I've said many times that those things don't matter. It's up to the reader to make their own judgments about the content. Being a short-seller doesn't mean you're lying, being long on a stock doesn't mean you're telling the truth, and vice versa.

But other people seem to think identities and motivations matter. Thus we have this laughable Aquacool_2000 flap.

The person wielding the moniker Aquacool_2000 first appeared Oct. 21 as Msg #1276 on Yahoo!

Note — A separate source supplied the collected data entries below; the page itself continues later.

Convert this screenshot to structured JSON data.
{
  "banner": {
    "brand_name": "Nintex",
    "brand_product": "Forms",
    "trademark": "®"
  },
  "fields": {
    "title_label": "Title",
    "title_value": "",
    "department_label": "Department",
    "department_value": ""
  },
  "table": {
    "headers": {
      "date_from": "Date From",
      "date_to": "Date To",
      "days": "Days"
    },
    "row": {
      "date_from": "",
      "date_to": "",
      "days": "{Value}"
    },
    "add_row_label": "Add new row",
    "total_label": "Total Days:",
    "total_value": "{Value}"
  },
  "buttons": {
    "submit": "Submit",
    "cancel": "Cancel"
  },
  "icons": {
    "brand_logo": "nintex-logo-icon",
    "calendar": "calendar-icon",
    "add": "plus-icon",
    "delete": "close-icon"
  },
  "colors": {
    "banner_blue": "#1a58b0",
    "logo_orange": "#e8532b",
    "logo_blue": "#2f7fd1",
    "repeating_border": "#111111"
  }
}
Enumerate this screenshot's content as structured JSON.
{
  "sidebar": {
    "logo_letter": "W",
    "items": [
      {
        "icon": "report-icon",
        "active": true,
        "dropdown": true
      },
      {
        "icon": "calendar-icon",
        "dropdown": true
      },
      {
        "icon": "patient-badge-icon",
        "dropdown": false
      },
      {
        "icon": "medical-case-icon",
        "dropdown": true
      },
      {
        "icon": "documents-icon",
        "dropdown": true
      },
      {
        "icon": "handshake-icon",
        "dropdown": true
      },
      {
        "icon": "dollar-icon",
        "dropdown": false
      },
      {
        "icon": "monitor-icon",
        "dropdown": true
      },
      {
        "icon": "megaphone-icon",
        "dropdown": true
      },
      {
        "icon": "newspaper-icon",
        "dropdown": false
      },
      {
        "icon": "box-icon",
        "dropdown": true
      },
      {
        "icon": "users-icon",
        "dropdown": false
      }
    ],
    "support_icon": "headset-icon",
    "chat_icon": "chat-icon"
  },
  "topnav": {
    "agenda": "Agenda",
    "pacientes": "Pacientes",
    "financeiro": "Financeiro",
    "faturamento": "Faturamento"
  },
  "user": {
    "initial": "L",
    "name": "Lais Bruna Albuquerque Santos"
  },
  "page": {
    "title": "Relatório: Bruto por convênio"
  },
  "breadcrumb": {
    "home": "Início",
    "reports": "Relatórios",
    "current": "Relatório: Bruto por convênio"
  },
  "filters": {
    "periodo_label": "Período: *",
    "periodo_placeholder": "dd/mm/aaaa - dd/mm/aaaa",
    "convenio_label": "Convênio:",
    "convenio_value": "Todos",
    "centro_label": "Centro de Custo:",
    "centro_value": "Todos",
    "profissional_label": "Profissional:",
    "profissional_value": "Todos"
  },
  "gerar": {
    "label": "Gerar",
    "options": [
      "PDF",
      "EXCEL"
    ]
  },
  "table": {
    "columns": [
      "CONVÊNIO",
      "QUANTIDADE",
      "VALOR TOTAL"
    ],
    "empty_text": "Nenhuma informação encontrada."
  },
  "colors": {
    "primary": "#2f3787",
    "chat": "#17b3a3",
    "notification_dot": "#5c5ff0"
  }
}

Finance's board for AnswerThink (Nasdaq: ANSR), a consulting firm specializing in the Internet.

From the start, Aquacool_2000 established himself -- I'm using the male pronoun for convenience, but Aquacool could be a computer-generated hologram of a hermaphrodite for all I know -- as a bitter, abrasive type:

"The management of this company is a joke. Just because you sucker some VCs to back you and then ride the IPO wave doesn't mean that you know how to steer a ship blah yadda yap yap...."

Aquacool went on to post 29 more times over the next five months. Other posters accused him of being a disguised short.

He wasn't. Aquacool was an employee and shareholder of AnswerThink. He says he didn't trade any ANSR stock during the time he posted on the Yahoo! Finance board.

(Note to message board inhabitants: Dedicated shorts usually don't bother posting to you. They short a stock because they think it's due for a nosedive without any prompting. At most, they're quoted -- usually anonymously -- by someone like TheStreet.com's Herb Greenberg.)

AnswerThink didn't like what Aquacool and 11 others had to say. The company in February filed a "John Doe" lawsuit in a Florida federal court and subpoenaed Yahoo! for information about the defendants, including their names.

Aquacool's court papers say Yahoo! turned over his information to AnswerThink without notifying him or giving him a chance to respond to the company's demand. AnswerThink on March 30 fired Aquacool and, he says, denied him a cash payment owed and shares that were scheduled to vest.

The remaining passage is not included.